O Botafogo entrou com uma ação na justiça em busca de rever o contrato do “Shopping Casa & Gourmet”, que pertence ao clube.

Por conta de um contrato assinado pelo ex-presidente Carlos Eduardo Pereira, o valor do espaço de 7 mil metros quadrados é de apenas R$ 25 mil mensais. Na ação movida, o clube busca reajustar esse valor para R$ 750 mil.

Caso o reajuste seja deferido, os cofres do clube receberiam um total de R$ 9 milhões ao ano. Valor maior do que hoje seria o patrocínio master.

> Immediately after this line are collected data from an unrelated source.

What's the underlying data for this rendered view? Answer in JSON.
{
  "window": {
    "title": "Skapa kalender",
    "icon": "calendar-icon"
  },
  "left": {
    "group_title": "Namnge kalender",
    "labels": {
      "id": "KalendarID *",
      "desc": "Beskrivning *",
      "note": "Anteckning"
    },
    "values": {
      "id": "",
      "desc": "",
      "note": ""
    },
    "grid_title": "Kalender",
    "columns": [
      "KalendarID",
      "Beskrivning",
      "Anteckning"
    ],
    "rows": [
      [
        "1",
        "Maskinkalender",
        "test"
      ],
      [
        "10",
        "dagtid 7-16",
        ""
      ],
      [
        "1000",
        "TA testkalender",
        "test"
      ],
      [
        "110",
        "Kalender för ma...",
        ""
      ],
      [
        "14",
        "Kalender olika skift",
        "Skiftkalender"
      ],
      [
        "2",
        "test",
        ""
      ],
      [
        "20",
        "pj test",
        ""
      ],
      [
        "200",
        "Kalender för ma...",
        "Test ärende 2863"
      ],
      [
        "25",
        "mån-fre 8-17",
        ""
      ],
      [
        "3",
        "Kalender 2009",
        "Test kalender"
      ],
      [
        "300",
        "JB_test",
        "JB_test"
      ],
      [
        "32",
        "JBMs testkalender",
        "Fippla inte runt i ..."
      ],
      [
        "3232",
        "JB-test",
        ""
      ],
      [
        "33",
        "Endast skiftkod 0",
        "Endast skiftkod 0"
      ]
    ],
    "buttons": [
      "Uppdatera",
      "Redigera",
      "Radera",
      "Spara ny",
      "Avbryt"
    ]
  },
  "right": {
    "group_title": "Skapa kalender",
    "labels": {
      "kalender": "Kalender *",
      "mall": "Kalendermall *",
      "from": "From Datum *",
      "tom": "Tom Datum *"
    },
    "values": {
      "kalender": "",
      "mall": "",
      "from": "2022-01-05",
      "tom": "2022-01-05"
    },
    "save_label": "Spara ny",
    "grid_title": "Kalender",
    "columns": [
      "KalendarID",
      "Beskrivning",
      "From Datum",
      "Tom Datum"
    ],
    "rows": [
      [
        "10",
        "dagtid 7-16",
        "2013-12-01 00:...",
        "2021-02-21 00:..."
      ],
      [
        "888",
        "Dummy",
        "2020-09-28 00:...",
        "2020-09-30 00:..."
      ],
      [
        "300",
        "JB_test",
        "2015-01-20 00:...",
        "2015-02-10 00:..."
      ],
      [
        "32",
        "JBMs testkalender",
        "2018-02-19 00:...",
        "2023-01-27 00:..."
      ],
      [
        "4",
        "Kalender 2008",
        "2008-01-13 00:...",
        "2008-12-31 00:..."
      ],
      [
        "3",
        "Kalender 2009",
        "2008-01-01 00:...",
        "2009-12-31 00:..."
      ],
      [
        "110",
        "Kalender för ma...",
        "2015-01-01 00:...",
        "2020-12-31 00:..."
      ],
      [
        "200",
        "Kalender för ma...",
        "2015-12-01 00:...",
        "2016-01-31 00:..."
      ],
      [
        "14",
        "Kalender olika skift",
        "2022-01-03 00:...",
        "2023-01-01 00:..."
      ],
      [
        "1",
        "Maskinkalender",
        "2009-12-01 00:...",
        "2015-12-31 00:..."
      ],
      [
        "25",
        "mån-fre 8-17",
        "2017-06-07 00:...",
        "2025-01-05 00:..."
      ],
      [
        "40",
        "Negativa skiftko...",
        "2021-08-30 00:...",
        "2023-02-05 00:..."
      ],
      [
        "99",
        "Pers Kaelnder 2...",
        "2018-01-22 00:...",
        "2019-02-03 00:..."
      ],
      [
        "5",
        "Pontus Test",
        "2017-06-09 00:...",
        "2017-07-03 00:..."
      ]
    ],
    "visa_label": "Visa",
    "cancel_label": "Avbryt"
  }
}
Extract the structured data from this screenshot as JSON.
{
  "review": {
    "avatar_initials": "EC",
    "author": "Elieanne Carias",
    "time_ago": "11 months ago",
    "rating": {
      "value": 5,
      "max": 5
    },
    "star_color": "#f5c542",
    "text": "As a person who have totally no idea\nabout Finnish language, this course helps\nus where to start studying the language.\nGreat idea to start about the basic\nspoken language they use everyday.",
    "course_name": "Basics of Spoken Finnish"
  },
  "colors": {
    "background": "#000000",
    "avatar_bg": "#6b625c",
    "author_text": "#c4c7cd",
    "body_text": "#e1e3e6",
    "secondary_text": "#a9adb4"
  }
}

Segundo o jornalista Lauro Jardim do jornal “O Globo”, o contrato de aluguel do shopping, feito em 1993, pelo, na época, VP administrativo Carlos Eduardo Pereira tem uma história no mínimo “enrolada”. Isso porque o dirigente havia deixado, meses antes de assinar o contrato representando o Botafogo a Pro-Mall, que é acionista da New Concept, empresa que assumiu da In-mont o empreendimento um dia após a assinatura do contrato do shopping.

Em nota, o ex-presidente do clube se pronunciou sobre o caso:

“A negociação do Botafogo para volta a General Severiano com um shopping nada tem de enrolada. O Clube não tinha dinheiro e nem crédito para construir sua sede nova sem um parceiro que explorasse seu subsolo. Havia uma ampla Comissão do Conselho Deliberativo, juntamente com o Conselho Fiscal presente em todas as negociações. Como sou Executivo da PRÓ-MALL Shoppings desde 1991, apresentei algumas empresas de alto padrão do mercado, que tivessem condições de entregar a sede ao Botafogo antes do Shopping. O clube jamais pagou comissão a quem quer que fosse. Todas as negociações e contratos foram amplamente debatidas e votadas pelos Poderes do Botafogo. As obras, se não me engano, ficaram em torno de Us$ 5 milhões. Depois de inaugurado, o shopping passou a pagar uma parte dos aluguéis fixos e outra dos variáveis. Mas a verdade é que ele nunca se consolidou, com trocas de nomes e propósitos. Este tema é apenas mais uma intriga política do qual sou vítima“, escreveu CEP”.